Mastering Your Environment

These books are presented first, because I feel mastering your environment is a force multiplier for everything else you do as a programmer. It’s really worth putting in the time to learn your way around the command line, and the ins and outs of Git. It’s also worth really learning how to make the most of your editor, which in my case happens to be Neovim.

The Linux Command Line

The Linux Command Line

Amazon: US | UK

This book can’t be recommended enough, particularly if you have little or no prior experience with Linux, or with a UNIX shell. It doesn’t assume any prior knowledge, and by the end of it you’ll feel perfectly comfortable handling day to day tasks in the terminal and writing simple scripts.

Pro Git

Pro Git

Amazon: US | UK

This is one of those books I started reading and then immediately found myself relying on at work. You usually don’t need git bisect, but the first time you do it feels like magic. Life-saving magic. Every feature of Git you could ever need is covered here, from the essential to the esoteric, and it also doesn’t skimp on discussing its architecture.

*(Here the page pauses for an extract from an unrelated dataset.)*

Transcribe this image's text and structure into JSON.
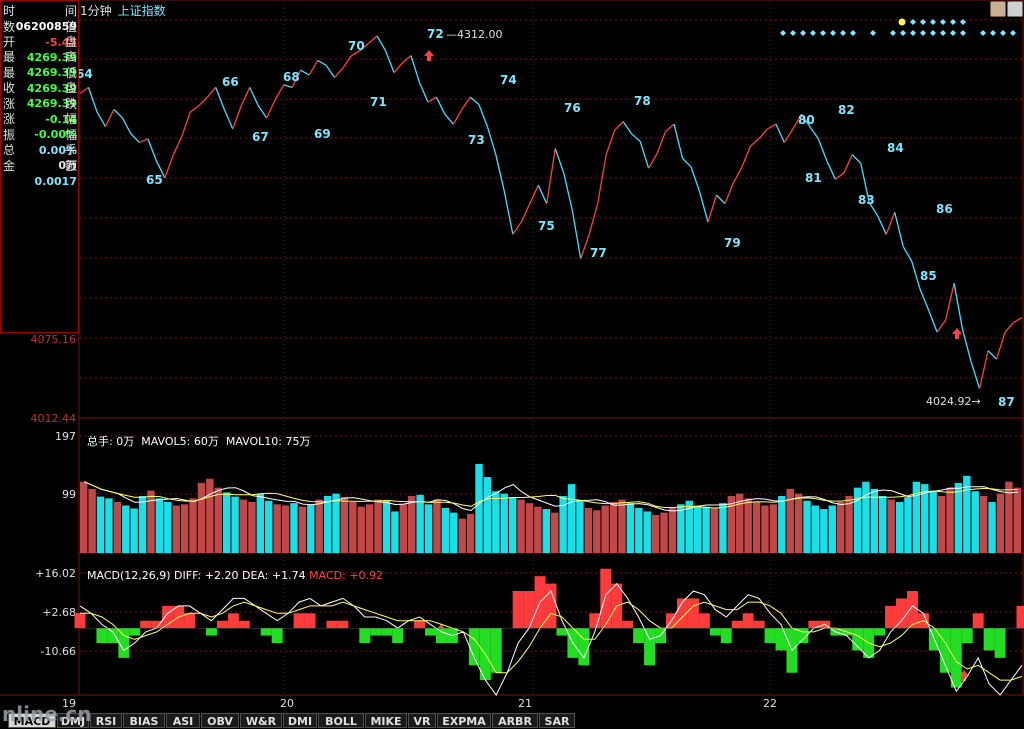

Given how ubiquitous it is in modern software development, I really strongly believe every developer ought to take the time to learn at least a little beyond the basics of git checkout, git add ., git commit, git push and git pull. You’re simply living with unnecessary friction if you have to look up every flag and command, and don’t understand the difference between branching and rebasing.

Practical Vim

Practical Vim

Amazon: US | UK

Vim (and its more recent fork, Neovim) is an incredibly powerful text editor, but it’s not the easiest piece of software to get to grips with. Practical Vim is unusually structured in that it’s essentially an entire book of “quick tips” about Vim’s many features, rather than a conventional user manual. It’s vaguely broken up into different sections, but can be read in any order.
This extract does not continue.